Featured Poetry WWR 54

Verses Adapted from Sor Juana de la Cruz*

British Library

92:  Arguye de inconsecuentes el gusto y la censura de los hombres….

Men never neglect accusing
Women—although without reason,
Blaming our Guilt, and abusing
Us, careless of sense or season.

Anxious—without equal—to drag
To bed every Eve, solicit
Our jailing in miasma, bag
Us in bogs, brand us “slut” or “chit,”

And thus incite diligently
Our Damnation, you denude us
With eye and tongue—adamantly—
Lusting for lusts you’ve imbued us

With! Your prudish humour’s an act:
Pure flawed advice, insights unclear;
Hopeless to hide Lewdness night-backed,
Murk, lurking, mists black your mirror!

To discount or disdain the womb
That births your Sex is just a game
To you: Decisive’s the venom
With which you, for Death, must Eve blame.

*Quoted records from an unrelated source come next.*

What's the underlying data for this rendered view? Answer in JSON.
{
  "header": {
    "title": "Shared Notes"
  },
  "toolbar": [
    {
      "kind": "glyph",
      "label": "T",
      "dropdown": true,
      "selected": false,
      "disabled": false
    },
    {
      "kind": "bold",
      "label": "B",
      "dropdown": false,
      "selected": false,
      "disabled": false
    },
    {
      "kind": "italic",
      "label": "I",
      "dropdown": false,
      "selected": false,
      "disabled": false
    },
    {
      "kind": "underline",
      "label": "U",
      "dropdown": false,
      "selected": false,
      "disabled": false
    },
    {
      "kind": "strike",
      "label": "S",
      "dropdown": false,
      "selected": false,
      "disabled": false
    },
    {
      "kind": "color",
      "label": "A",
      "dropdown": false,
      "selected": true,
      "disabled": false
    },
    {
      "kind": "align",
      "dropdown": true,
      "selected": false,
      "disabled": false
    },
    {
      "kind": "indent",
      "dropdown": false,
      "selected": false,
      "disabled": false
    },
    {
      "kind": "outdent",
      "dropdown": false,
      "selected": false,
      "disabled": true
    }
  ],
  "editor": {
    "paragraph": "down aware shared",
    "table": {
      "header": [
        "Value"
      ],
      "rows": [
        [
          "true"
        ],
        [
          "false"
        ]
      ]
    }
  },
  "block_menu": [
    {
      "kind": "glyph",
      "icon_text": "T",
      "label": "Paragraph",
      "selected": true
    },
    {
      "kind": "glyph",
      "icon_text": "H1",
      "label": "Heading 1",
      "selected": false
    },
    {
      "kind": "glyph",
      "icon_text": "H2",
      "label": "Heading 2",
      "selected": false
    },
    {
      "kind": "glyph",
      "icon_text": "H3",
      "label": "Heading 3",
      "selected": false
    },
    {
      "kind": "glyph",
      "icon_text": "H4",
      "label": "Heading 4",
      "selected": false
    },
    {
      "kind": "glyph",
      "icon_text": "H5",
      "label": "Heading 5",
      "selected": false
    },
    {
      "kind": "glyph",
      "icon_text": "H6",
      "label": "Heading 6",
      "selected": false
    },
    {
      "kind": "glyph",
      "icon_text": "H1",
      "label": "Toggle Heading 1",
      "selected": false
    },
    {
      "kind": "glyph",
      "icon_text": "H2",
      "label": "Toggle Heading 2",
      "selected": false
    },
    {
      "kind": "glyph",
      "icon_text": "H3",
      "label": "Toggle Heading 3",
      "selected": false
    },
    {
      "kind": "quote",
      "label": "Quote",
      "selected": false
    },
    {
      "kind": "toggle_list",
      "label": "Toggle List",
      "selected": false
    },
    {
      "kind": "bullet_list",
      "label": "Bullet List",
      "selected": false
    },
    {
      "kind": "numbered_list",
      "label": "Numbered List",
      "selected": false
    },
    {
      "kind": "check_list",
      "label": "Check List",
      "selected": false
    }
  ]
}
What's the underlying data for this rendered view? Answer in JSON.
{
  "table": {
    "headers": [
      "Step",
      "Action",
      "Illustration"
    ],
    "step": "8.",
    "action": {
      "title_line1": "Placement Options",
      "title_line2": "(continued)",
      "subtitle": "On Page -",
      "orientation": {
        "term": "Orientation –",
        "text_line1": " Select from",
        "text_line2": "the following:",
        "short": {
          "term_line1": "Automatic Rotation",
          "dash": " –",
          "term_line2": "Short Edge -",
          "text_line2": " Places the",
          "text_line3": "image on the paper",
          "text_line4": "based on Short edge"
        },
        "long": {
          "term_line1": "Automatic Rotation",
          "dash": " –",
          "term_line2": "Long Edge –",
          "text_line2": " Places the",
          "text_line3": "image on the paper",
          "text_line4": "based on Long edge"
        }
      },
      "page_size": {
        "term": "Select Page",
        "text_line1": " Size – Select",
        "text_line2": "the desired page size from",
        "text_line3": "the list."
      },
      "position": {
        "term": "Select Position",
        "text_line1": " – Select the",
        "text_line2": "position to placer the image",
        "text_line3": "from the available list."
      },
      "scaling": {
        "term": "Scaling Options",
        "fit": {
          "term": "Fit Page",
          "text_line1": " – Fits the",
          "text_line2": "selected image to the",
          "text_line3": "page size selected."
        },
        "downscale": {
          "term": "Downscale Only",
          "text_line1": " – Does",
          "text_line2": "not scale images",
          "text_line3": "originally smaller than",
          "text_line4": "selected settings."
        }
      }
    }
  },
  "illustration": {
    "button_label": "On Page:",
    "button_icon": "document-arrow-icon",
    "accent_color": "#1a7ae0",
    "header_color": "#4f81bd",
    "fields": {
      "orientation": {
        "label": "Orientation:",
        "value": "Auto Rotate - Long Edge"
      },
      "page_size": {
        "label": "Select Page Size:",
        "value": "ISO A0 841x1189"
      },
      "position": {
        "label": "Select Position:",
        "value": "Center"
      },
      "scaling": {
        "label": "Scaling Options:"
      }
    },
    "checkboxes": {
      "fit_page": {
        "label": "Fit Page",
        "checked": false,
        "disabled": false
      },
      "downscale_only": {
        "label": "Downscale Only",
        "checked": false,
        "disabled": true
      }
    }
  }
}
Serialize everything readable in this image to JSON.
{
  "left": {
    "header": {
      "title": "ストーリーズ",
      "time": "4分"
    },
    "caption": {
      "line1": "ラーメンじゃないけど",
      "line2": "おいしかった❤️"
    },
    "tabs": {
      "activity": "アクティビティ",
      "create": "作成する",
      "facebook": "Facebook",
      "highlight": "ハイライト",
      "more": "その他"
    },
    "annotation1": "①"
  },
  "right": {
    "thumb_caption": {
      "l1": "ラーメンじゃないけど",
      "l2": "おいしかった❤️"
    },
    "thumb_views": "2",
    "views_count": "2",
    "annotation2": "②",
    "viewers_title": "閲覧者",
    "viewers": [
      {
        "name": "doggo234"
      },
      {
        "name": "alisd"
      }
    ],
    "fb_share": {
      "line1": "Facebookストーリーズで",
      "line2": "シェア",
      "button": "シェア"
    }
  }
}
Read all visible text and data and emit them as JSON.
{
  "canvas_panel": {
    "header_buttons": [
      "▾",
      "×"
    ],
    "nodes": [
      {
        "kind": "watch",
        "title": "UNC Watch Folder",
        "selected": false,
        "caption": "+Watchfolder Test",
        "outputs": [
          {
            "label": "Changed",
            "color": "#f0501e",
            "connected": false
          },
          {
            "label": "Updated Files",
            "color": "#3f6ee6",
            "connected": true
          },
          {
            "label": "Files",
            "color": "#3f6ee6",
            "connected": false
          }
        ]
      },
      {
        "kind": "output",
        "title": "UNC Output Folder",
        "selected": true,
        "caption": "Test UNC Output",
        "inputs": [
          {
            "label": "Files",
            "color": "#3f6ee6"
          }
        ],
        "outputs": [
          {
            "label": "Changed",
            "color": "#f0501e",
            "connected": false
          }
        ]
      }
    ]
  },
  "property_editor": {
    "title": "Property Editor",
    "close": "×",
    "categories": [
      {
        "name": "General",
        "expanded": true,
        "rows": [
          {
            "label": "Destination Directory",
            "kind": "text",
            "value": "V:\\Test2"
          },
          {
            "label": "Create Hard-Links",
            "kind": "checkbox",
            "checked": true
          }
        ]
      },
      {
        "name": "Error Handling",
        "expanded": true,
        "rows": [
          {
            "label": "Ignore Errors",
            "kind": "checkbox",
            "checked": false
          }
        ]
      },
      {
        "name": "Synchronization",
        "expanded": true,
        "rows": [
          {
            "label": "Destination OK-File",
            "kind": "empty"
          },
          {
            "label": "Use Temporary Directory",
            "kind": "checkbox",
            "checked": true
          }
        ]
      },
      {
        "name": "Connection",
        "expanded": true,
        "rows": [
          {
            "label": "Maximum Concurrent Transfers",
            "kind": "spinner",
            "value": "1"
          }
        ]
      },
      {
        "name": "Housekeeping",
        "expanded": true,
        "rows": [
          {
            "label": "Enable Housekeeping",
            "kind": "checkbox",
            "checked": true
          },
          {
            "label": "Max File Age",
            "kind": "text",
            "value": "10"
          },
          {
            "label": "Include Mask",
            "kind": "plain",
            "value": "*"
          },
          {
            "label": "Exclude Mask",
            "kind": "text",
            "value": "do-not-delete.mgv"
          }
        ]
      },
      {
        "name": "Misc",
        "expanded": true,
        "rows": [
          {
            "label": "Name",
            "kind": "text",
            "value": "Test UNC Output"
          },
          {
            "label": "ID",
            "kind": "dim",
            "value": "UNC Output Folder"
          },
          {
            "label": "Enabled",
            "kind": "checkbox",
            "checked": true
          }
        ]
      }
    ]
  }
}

Your Cognition is Treachery
Unquestionably, pretty clear—
To inquest femmes for Lechery
Though your Lust is the cross we bear.

Thus, we’re “haughty” if we are “cool;”
Or we’re “naughty” if we are “hot:”
We’re guilty of “jilting” the fool
Who dreams Babylon’s Camelot!

To flout the penalties and Pain
That tutor your desires and Taste,
May every virgin loved in vain
Join ex-whores now Christian and chaste!

Since you are never satisfied,
You don’t deserve Satisfaction!
Look! You play martyrs crucified
If a gal snubs your Attraction.

And you play goddamn crucifiers—
If a lover is not a nun,
Her charms “bought” oft by other buyers,
By whose words and arms she was won.

A poet’s crooning “errata”
Gets praised as a rogue’s “calculus,”
If swoons his “inamorata,”
And his “spoon” stirs her “chalice.”

A man commits “peccadilloes;”
But a woman’s sins are mortal:
Let her slouch on harem pillows,
And Eternity turns curtal—

No more expansive, but cut short—
Time being tough to hold to account—
And lovers are birthed to abort,
Their affairs mere tales to recount….

The misogynist hassles us,
His Hate founded in Arrogance;
Yet, Don Quixote castles us
In rarest temples of Romance….




*This "trancelation" of a piece by Sor Juana de la Cruz is NOT a translation. Instead, it is the result of guesswork about what the original Spanish poem may indeed be saying. The result is a surreal shadow or echo in English of the Spanish-worded piece.